In the colder months, our bodies don’t necessarily crave or need light fares like strawberries, watermelon, tomatoes, and other hydrating, cooling foods. When the temperature falls the body’s metabolism slows down in order to conserve energy and keep you warm. This is one of the reasons why we end up feeling sleepy and lethargic during the colder months.
When the temperature starts to drop, it’s time for warming foods that can boost our internal temperature by heating and invigorating the body. There’s more to it than whipping up a bowl of hot soup or drinking a mug of hot chocolate and sitting by the fire.
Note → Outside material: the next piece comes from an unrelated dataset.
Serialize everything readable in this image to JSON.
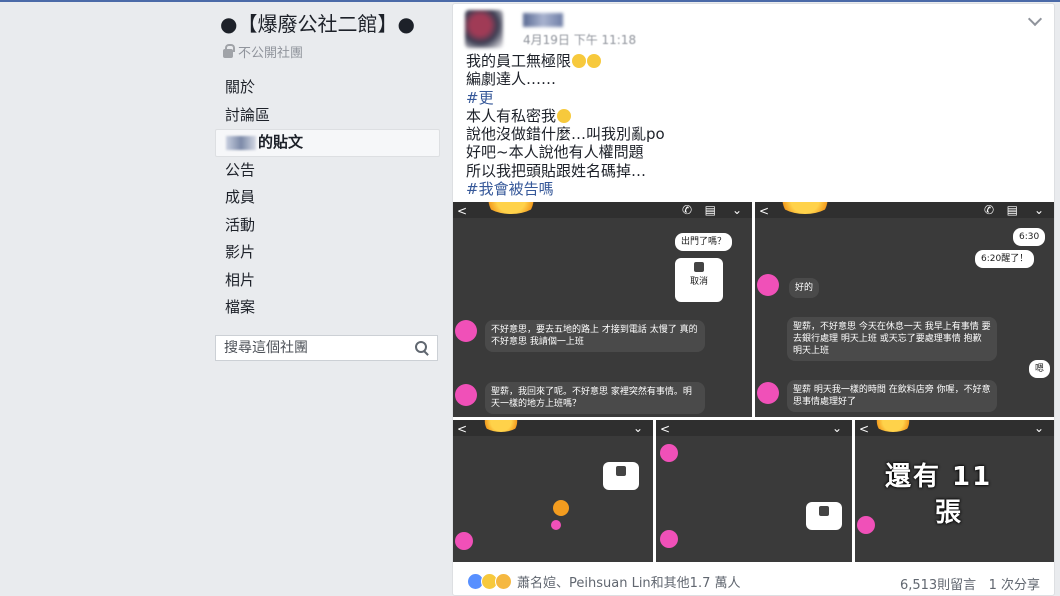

Cooked foods and meals warm more successfully than raw foods, which are naturally cooling, but there are also foods that heat by pushing blood and energy to the surface of the body during the digestion process.
Foods to warm you up
I recently went into more detail on this subject in my recent segment with NewsTalk 1010, if you missed it have a listen here. Spicy foods are the most obvious. When we eat a hot pepper, our face might even flush; that’s why we call them “hot.” Adding a hot pepper to a dish, or eat a more spicy salsa with your eggs, which are also a warming food, can help.
Many people believe a hot toddy is a means to a warm body. Yes and no. Alcohol can increase blood flow to the skin, which induces warmth, but it can later cause the body to sweat, which will ultimately cool you right down. I know, not what you wanted to hear.
Ginger has thermogenic properties that can keep you warm. It also aids in boosting metabolism and promoting blood flow. Ginger tea is a more effective warming drink than a hot toddy. Ginger can be added to soups and smoothies made with warm milk or water.
A big bowl of steaming oatmeal topped with walnuts and blackberries (call that a triple warmer), not only is a fiber-rich dish, but contains powerful starch called beta-glucan, which is effective at helping to reduce cholesterol.
Root vegetables like sweet potatoes, winter squash, carrots, parsnips, potatoes, turnips, shallots, garlic, onions, and leeks are all seasonal winter warming foods that can make a variety of soups or roasted side dishes. They keep the body warm as their digestion is slower which generates more heat.
Here’s a soup recipe from my book Sprout Right Family Food that ticks a bunch of warming food boxes. Add as much ginger as you like!
Sweet Potato and Coconut Soup
Makes about 6 cups (1.5 L)
This appetizing soup, bursting with flavour and vitamin C, makes a lovely accompaniment to the Bean and Veggie Kamut Quesadillas or the Chicken Souvlaki. It can be served as a main meal with whole-grain bread or by adding in cooked brown rice or quinoa.
4 cups (1 L) Meat Broth (page 129 or Vegetable Broth (page130)
2 sweet potatoes, peeled and chopped
½ cup (125 mL) red lentils, rinsed well
1 yellow onion, chopped
1 kale leaf, chopped
1 clove garlic, chopped
2 teaspoons (10 mL) ground cumin
1½ teaspoons (7 mL) ground coriander
1½ teaspoons (7 mL) chopped fresh ginger
1 can (14 ounces/398 mL) canned coconut milk
1 tablespoon (15 mL) chopped fresh cilantro
- Add the broth, sweet potato, lentils, onion, kale, garlic, cumin, coriander, and ginger to a large pot and bring to a boil. Reduce the heat to low and simmer, uncovered until the sweet potato is fork-tender, about 20 minutes.
- Stir in the coconut milk and cilantro and purée until smooth.
- Store the soup in an airtight container in the fridge for up to 3 days or in the freezer for up to 2 months.
This soup is a good source of beta carotene, fibre, potassium, manganese, and vitamins C and E.